Fiat Chrysler Will Pay $1,500 Bug Bounties To Hackers Who Uncover Security Flaws

Image courtesy of Ralph Krawczyk Jr

Nearly four months after the FBI warned carmakers that their products were “increasingly vulnerable” to hacking, Fiat Chrysler has unveiled its plan to combat any future hack attacks: launch a so-called “bug bounty” program to pay members of the public for finding security flaws in its vehicles. 

Fiat Chrysler unveiled the program on Wednesday in an attempt to enhance the safety and security of its consumers, their vehicles, and connected devices.

The program will be operated by the Bugcrowd platform, which will use a crowdsourced community of cybersecurity researchers to uncover issues and properly report them to FCA.

Under the program, FCA says Bugcrowd will provide payouts to researchers based on the severity of the security flaw identified and the scope of impact it poses. The vulnerabilities will range in payouts of $150 to $1,500.

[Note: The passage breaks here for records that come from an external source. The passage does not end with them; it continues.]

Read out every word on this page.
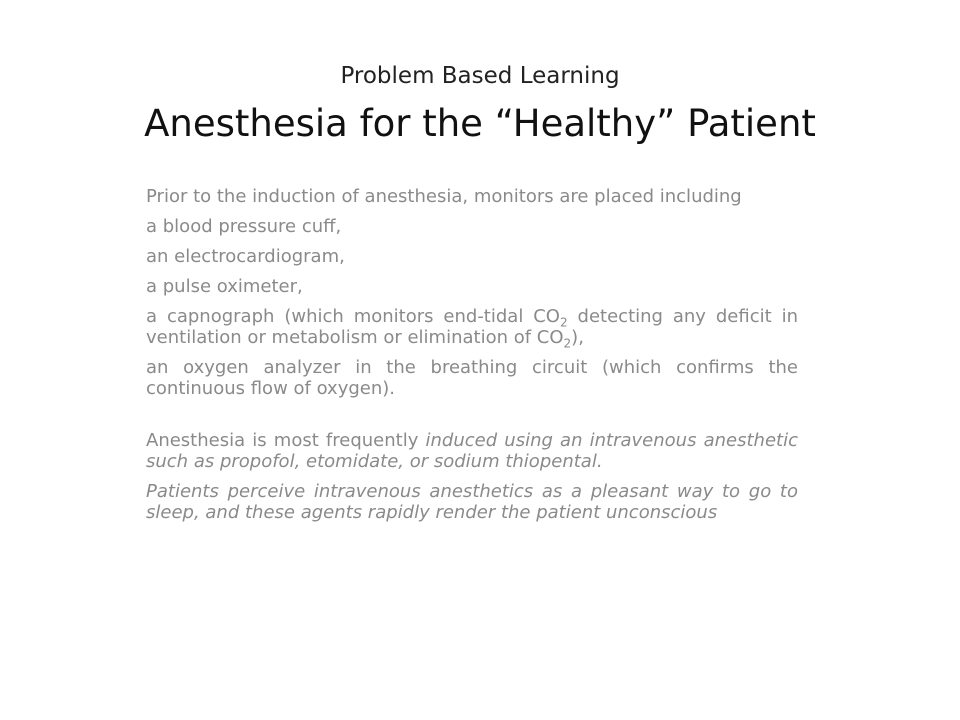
Problem Based Learning
Anesthesia for the “Healthy” Patient

Prior to the induction of anesthesia, monitors are placed including

a blood pressure cuff,

an electrocardiogram,

a pulse oximeter,

a capnograph (which monitors end-tidal $CO_2$ detecting any deficit in ventilation or metabolism or elimination of $CO_2$),

an oxygen analyzer in the breathing circuit (which confirms the continuous flow of oxygen).

Anesthesia is most frequently induced using an intravenous anesthetic such as propofol, etomidate, or sodium thiopental.

Patients perceive intravenous anesthetics as a pleasant way to go to sleep, and these agents rapidly render the patient unconscious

FCA says that by using Bugcrowd to operate the bounty program, it will be able to identify potential product security vulnerabilities; implement fixes and/or mitigating controls after sufficient testing has occurred; improve the safety and security of FCA US vehicles and connected services; and foster a spirit of transparency and cooperation within the cybersecurity community.

The program, FCA says, is one of the best ways to address the cybersecurity challenges created by the convergence of technology and the automotive industry,” the company said in a statement.

“There are a lot of people that like to tinker with their vehicles or tinker with IT systems,” Titus Melnyk, senior manager – security architecture for FCA, said in a statement. “We want to encourage independent security researchers to reach out to us and share what they’ve found so that we can fix potential vulnerabilities before they’re an issue for our consumers.”

Depending on the nature of the flaw uncovered, FCA says it could make the research findings public.

“The safety and security of our consumers and their vehicles is our highest priority,” Sandra Hosler, a cybersecurity system official with FCA, said in a statement.

FCA, of course, is no stranger to vehicle hackings and security flaws. Last year, the carmaker recalled 1.4 million vehicles that could be susceptible to remote hack attacks just a few days after researchers teamed up with a reporter to show how a Jeep Cherokee could be controlled wirelessly from miles away.

The recall included a software update that addressed certain radios that could be the subject of cyber hacking. FCA noted in a statement on the recall that no vehicles outside the United States are impacted and says the company had not received any related complaints, warranty claims, or accidents outside of the Wired.com demonstration.